I think this may be related to the recent change in the conda packages. I just created a new conda environment, installed pytorch according to the official documentation(conda install pytorch torchvision torchaudio pytorch-cuda=11.6 -c pytorch -c nvidia
) and tried to compile apex from source.
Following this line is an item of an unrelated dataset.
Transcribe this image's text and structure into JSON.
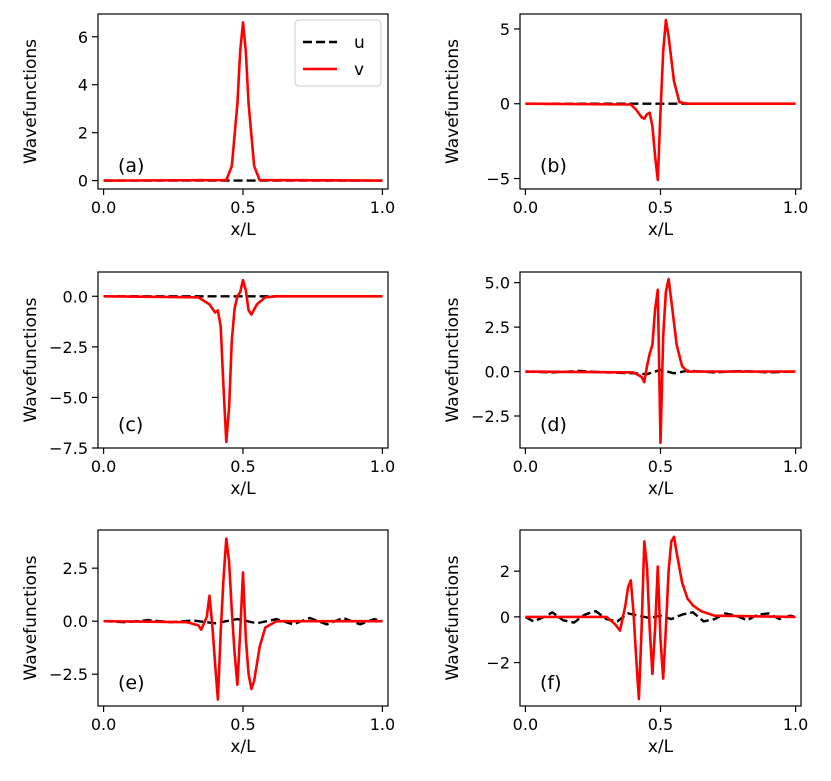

The pip
commandline looks like this:
/vc_data/users/heyangqin/anaconda3/envs/deepspeed/bin/nvcc -I/vc_data/users/heyangqin/anaconda3/envs/deepspeed/lib/python3.10/site-packages/torch/include -I/vc_data/users/heyangqin/anaconda3/envs/deepspeed/lib/python3.10/site-packages/torch/include/torch/csrc/api/include -I/vc_data/users/heyangqin/anaconda3/envs/deepspeed/lib/python3.10/site-packages/torch/include/TH -I/vc_data/users/heyangqin/anaconda3/envs/deepspeed/lib/python3.10/site-packages/torch/include/THC -I/vc_data/users/heyangqin/anaconda3/envs/deepspeed/include -I/vc_data/users/heyangqin/anaconda3/envs/deepspeed/include/python3.10 -c -c /vc_data/users/heyangqin/apex/csrc/multi_tensor_sgd_kernel.cu -o /vc_data/users/heyangqin/apex/build/temp.linux-x86_64-cpython-310/csrc/multi_tensor_sgd_kernel.o -D__CUDA_NO_HALF_OPERATORS__ -D__CUDA_NO_HALF_CONVERSIONS__ -D__CUDA_NO_BFLOAT16_CONVERSIONS__ -D__CUDA_NO_HALF2_OPERATORS__ --expt-relaxed-constexpr --compiler-options ''"'"'-fPIC'"'"'' -lineinfo -O3 --use_fast_math -DVERSION_GE_1_1 -DVERSION_GE_1_3 -DVERSION_GE_1_5 --threads 4 -DTORCH_API_INCLUDE_EXTENSION_H '-DPYBIND11_COMPILER_TYPE="_gcc"' '-DPYBIND11_STDLIB="_libstdcpp"' '-DPYBIND11_BUILD_ABI="_cxxabi1011"' -DTORCH_EXTENSION_NAME=amp_C -D_GLIBCXX_USE_CXX11_ABI=0 -gencode=arch=compute_70,code=compute_70 -gencode=arch=compute_70,code=sm_70 -std=c++14
This pip
compile commandline calls the nvcc
in the conda env and it does not include the system CUDA dir /usr/local/cuda/include/
where the cusolverDn.h
locates which causes the error. So I manually updated the PATH
by export PATH=/usr/local/cuda/bin:$PATH
and the error is gone. I wonder if this is the intended behavior?